AI Modeling Utilities — a lightweight Python library for building AI-powered applications with a consistent, provider-agnostic interface across text, images, and audio.

Language models are the primary building block, with the same interface extending to image generation and audio processing. AIMU separates autonomous agents from code-controlled workflows, and treats agents as composable units that can be used anywhere a plain model client is accepted. Tool integration is structural (not a plugin), semantic and document memory can be dropped in, and a prompt-tuning loop optimises prompts against labelled data without ML machinery.


Install

pip install aimu[all]

Or pick the providers you need: aimu[ollama], aimu[anthropic], aimu[openai_compat], aimu[hf] (text + HF diffusers image generation), aimu[google] (Google Nano Banana image generation), aimu[llamacpp].

Quick start

import aimu

# One-shot
text = aimu.chat("Hello", model="anthropic:claude-sonnet-4-6")

# Multi-turn
client = aimu.client("ollama:qwen3.5:9b", system="You are concise.")
client.chat("Hi there")
client.chat("What did I just say?")     # history preserved

That's the full mental model: a chat() function for one-shots, a client() factory for conversations, and provider:model_id strings to swap backends.

Where to next

  • Tutorials

    Hands-on walkthroughs. Start here if you're new — install to first working agent in 15 minutes.

  • How-to guides

    Task-oriented recipes. "How do I swap providers / write a tool / stream output / benchmark models?"

  • Reference

    The full API surface, capability matrices, environment variables, and CLI commands.

  • Explanation

    The why. Architecture, design principles, the agent/workflow taxonomy, and what AIMU deliberately doesn't do.

What's in the box

  • Provider-agnostic clients — Ollama, HuggingFace, llama-cpp, Anthropic, OpenAI, Gemini, plus every OpenAI-compatible local server (LM Studio, vLLM, SGLang, llama-server, HF Transformers Serve).
  • Text-to-imageaimu.image_client() and aimu.generate_image() parallel the text surface. HuggingFace diffusers for local generation (SD 1.5 / SDXL / SD 3.5 / FLUX), Google Nano Banana for cloud. Drops into any chat agent via the built-in generate_image tool.

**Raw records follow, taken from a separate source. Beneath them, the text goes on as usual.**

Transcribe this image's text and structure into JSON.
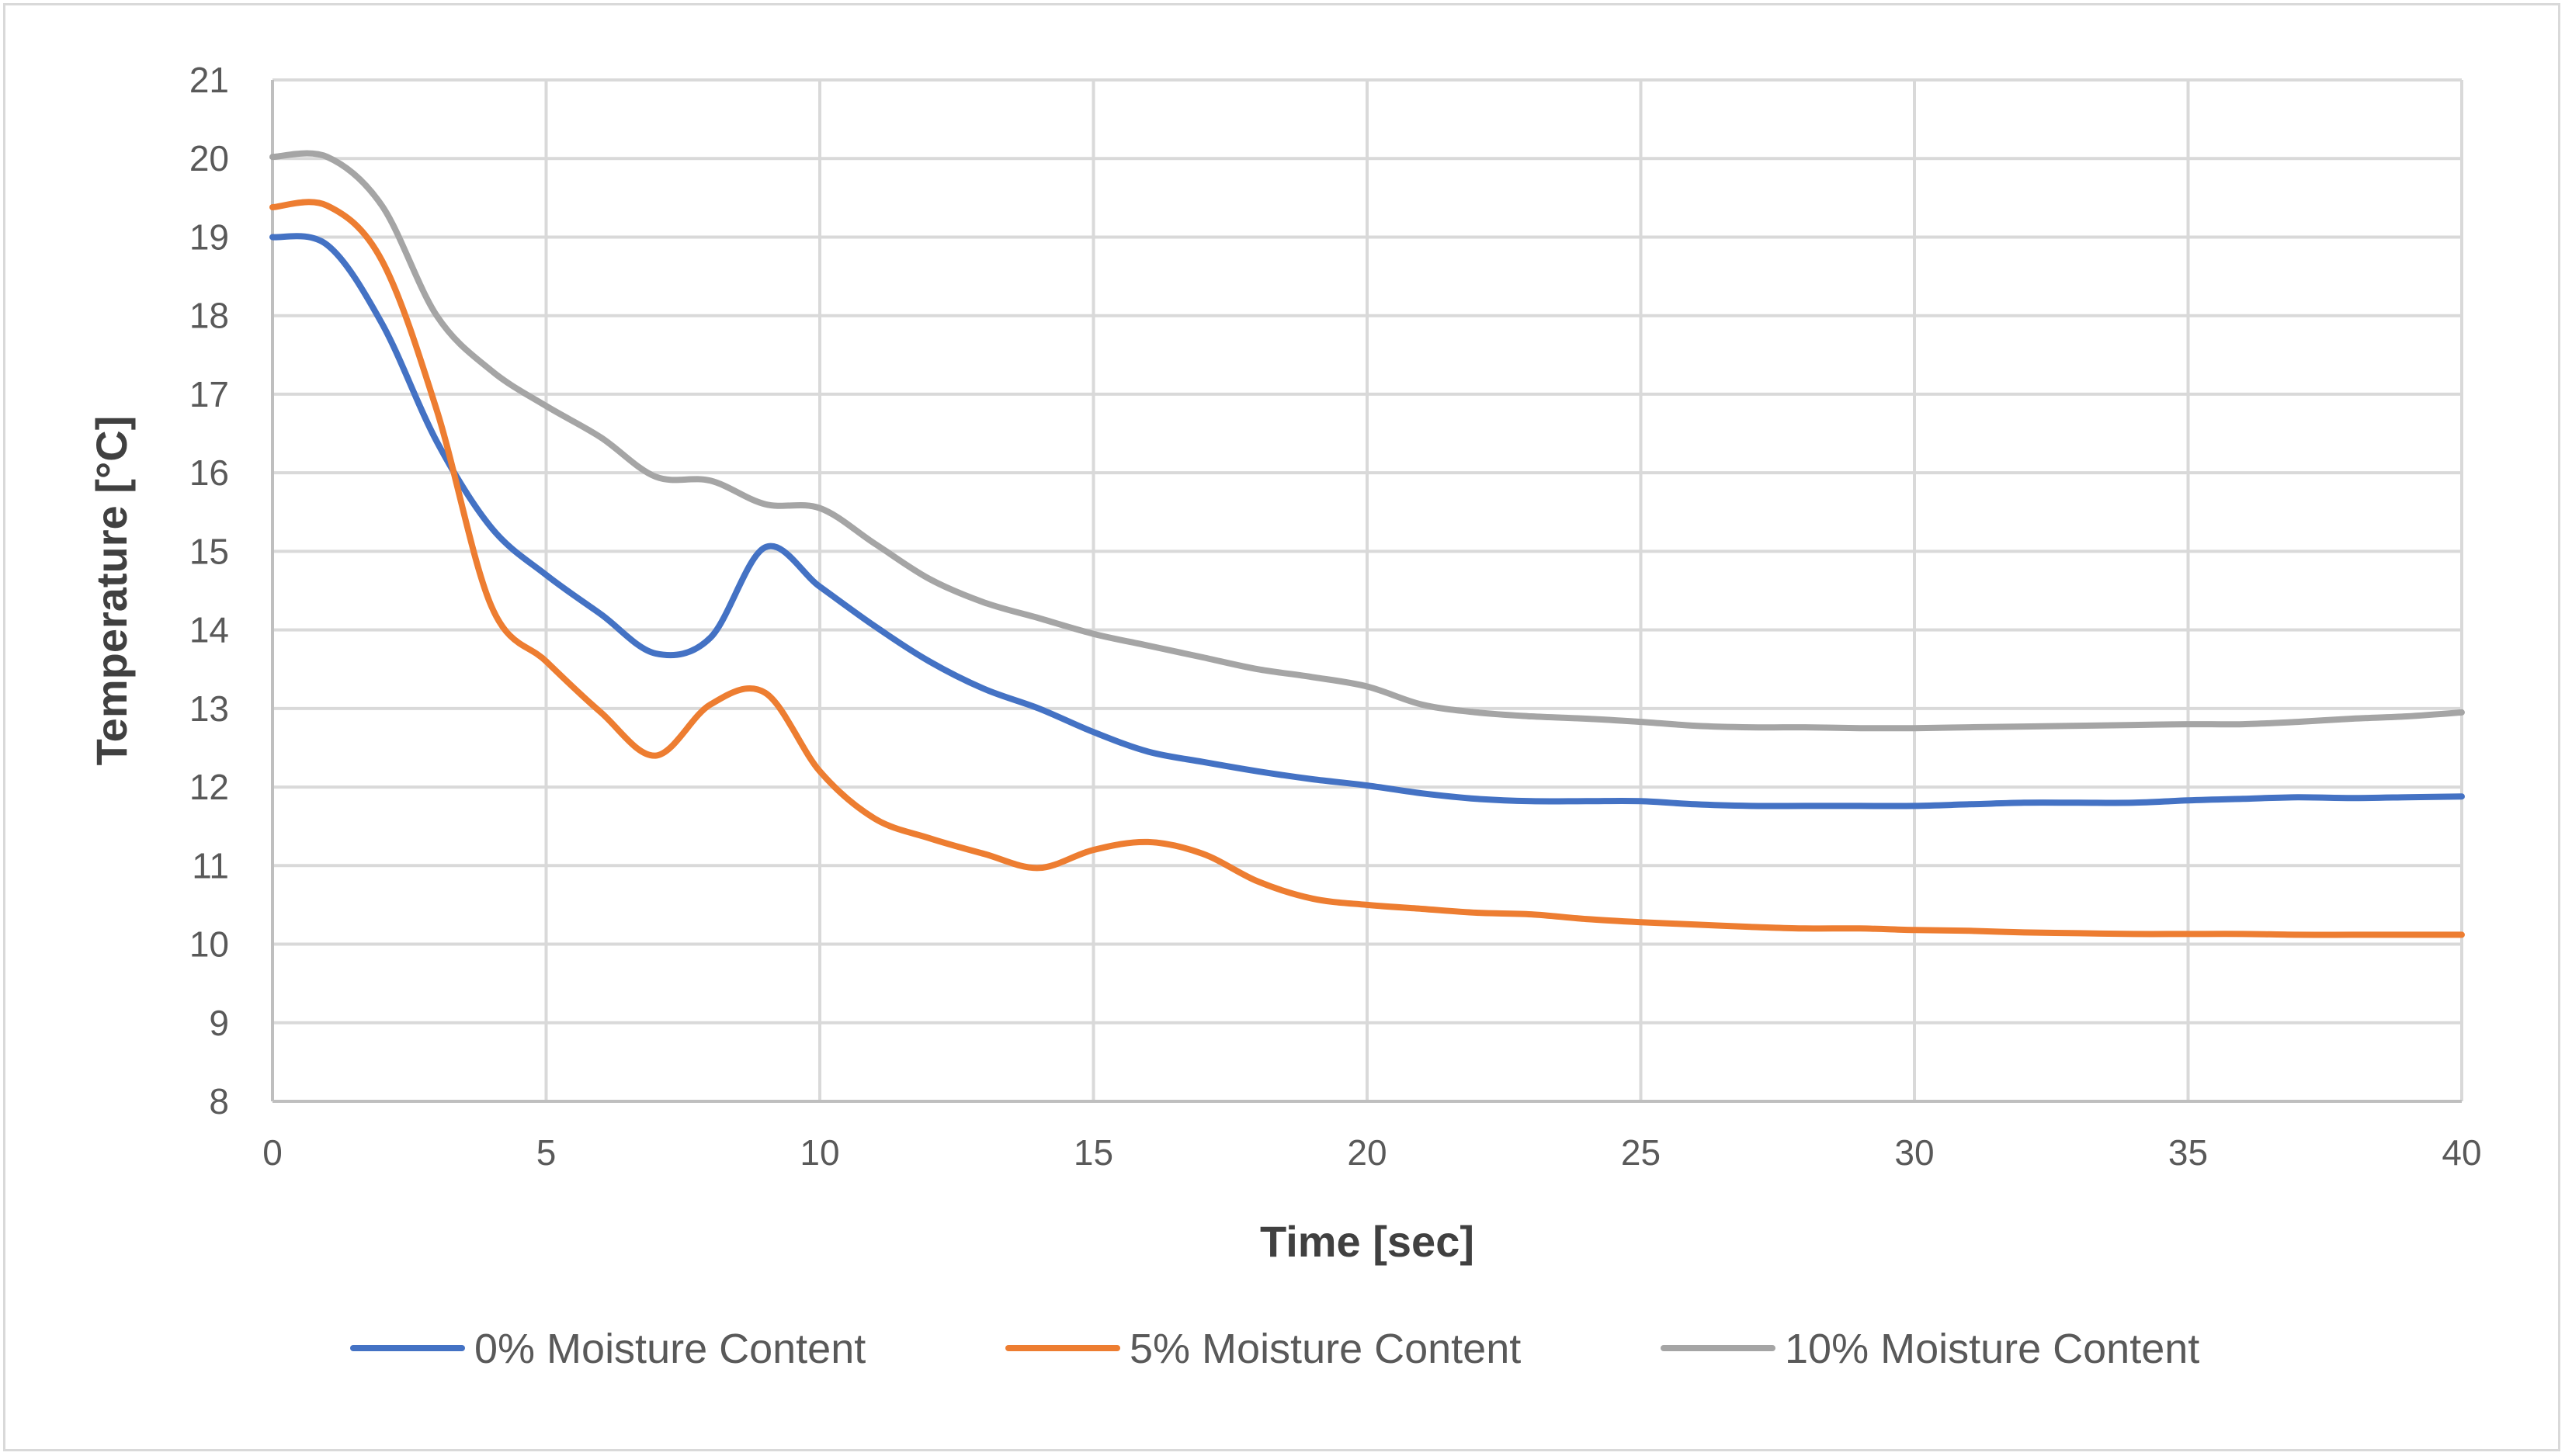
{
  "chart_data": {
    "type": "line",
    "title": "",
    "xlabel": "Time [sec]",
    "ylabel": "Temperature [°C]",
    "xlim": [
      0,
      40
    ],
    "ylim": [
      8,
      21
    ],
    "xticks": [
      0,
      5,
      10,
      15,
      20,
      25,
      30,
      35,
      40
    ],
    "yticks": [
      8,
      9,
      10,
      11,
      12,
      13,
      14,
      15,
      16,
      17,
      18,
      19,
      20,
      21
    ],
    "grid": true,
    "legend_position": "bottom",
    "x": [
      0,
      1,
      2,
      3,
      4,
      5,
      6,
      7,
      8,
      9,
      10,
      11,
      12,
      13,
      14,
      15,
      16,
      17,
      18,
      19,
      20,
      21,
      22,
      23,
      24,
      25,
      26,
      27,
      28,
      29,
      30,
      31,
      32,
      33,
      34,
      35,
      36,
      37,
      38,
      39,
      40
    ],
    "series": [
      {
        "name": "0% Moisture Content",
        "color": "#4472c4",
        "values": [
          19.0,
          18.9,
          17.9,
          16.4,
          15.3,
          14.7,
          14.2,
          13.7,
          13.9,
          15.05,
          14.55,
          14.05,
          13.6,
          13.25,
          13.0,
          12.7,
          12.45,
          12.32,
          12.2,
          12.1,
          12.02,
          11.92,
          11.85,
          11.82,
          11.82,
          11.82,
          11.78,
          11.76,
          11.76,
          11.76,
          11.76,
          11.78,
          11.8,
          11.8,
          11.8,
          11.83,
          11.85,
          11.87,
          11.86,
          11.87,
          11.88
        ]
      },
      {
        "name": "5% Moisture Content",
        "color": "#ed7d31",
        "values": [
          19.38,
          19.4,
          18.7,
          16.8,
          14.3,
          13.6,
          12.95,
          12.4,
          13.05,
          13.2,
          12.2,
          11.6,
          11.35,
          11.15,
          10.97,
          11.2,
          11.3,
          11.15,
          10.8,
          10.58,
          10.5,
          10.45,
          10.4,
          10.38,
          10.32,
          10.28,
          10.25,
          10.22,
          10.2,
          10.2,
          10.18,
          10.17,
          10.15,
          10.14,
          10.13,
          10.13,
          10.13,
          10.12,
          10.12,
          10.12,
          10.12
        ]
      },
      {
        "name": "10% Moisture Content",
        "color": "#a5a5a5",
        "values": [
          20.02,
          20.02,
          19.4,
          18.0,
          17.3,
          16.85,
          16.45,
          15.95,
          15.9,
          15.6,
          15.55,
          15.1,
          14.65,
          14.35,
          14.15,
          13.95,
          13.8,
          13.65,
          13.5,
          13.4,
          13.28,
          13.05,
          12.95,
          12.9,
          12.87,
          12.83,
          12.78,
          12.76,
          12.76,
          12.75,
          12.75,
          12.76,
          12.77,
          12.78,
          12.79,
          12.8,
          12.8,
          12.83,
          12.87,
          12.9,
          12.95
        ]
      }
    ]
  }
}
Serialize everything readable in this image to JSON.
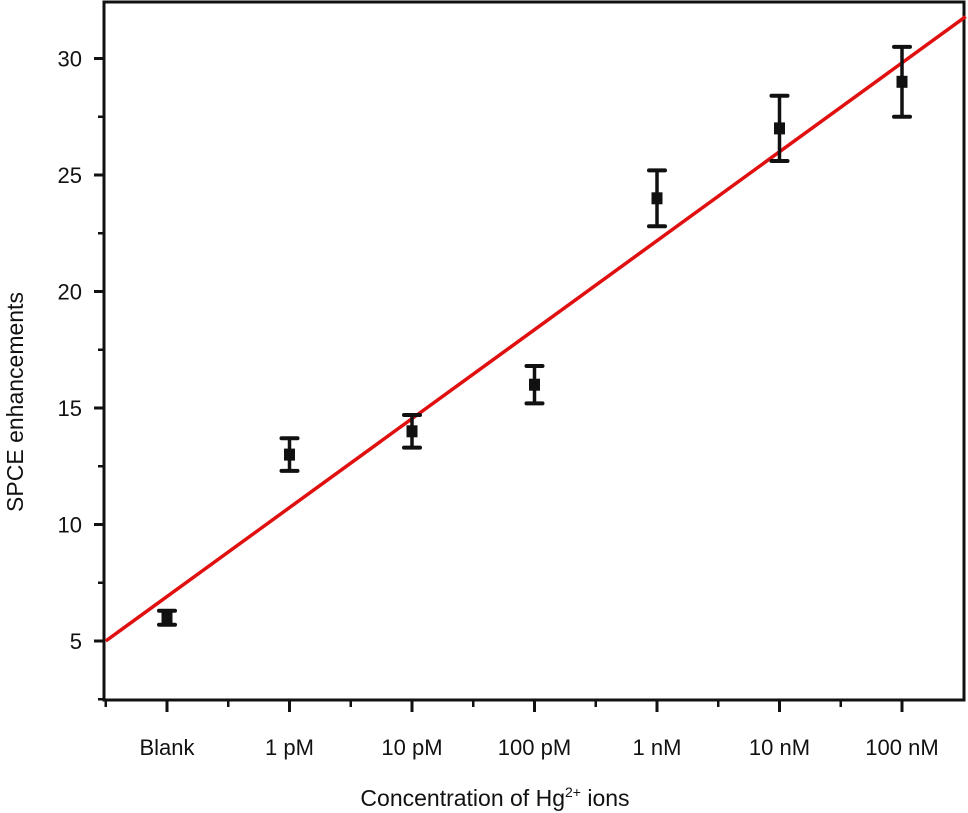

See how-to: generate images.
  • Agents and workflowsAgent for autonomous tool-using loops; Chain / Router / Parallel / EvaluatorOptimizer for code-controlled patterns from Anthropic's Building Effective Agents.
  • Tools@tool decorator for plain Python functions, plus a synchronous MCPClient wrapper for cross-process tools.
  • Skills — filesystem-discovered SKILL.md files that auto-inject capabilities into a SkillAgent.
  • Memory — semantic facts (ChromaDB), path-based documents (Anthropic Memory API), and conversation history (TinyDB).
  • Prompt management — versioned SQLite catalog plus a hill-climbing tuner with classification, multi-class, extraction, and judged variants.
  • Evaluation — DeepEval integration and a multi-model benchmark harness with CSV / JSON / catalog export.
  • Optional async surfaceaimu.aio mirrors the whole sync API (same class names, one-import-away). Parallel and concurrent_tool_calls use asyncio.TaskGroup for structured concurrency. See async design.

Notebooks

The notebooks/ directory ships 15 runnable demos covering every subsystem end-to-end, including a dedicated 14 - Async notebook for the aimu.aio surface and 15 - Image Generation for text-to-image. The README lists each one.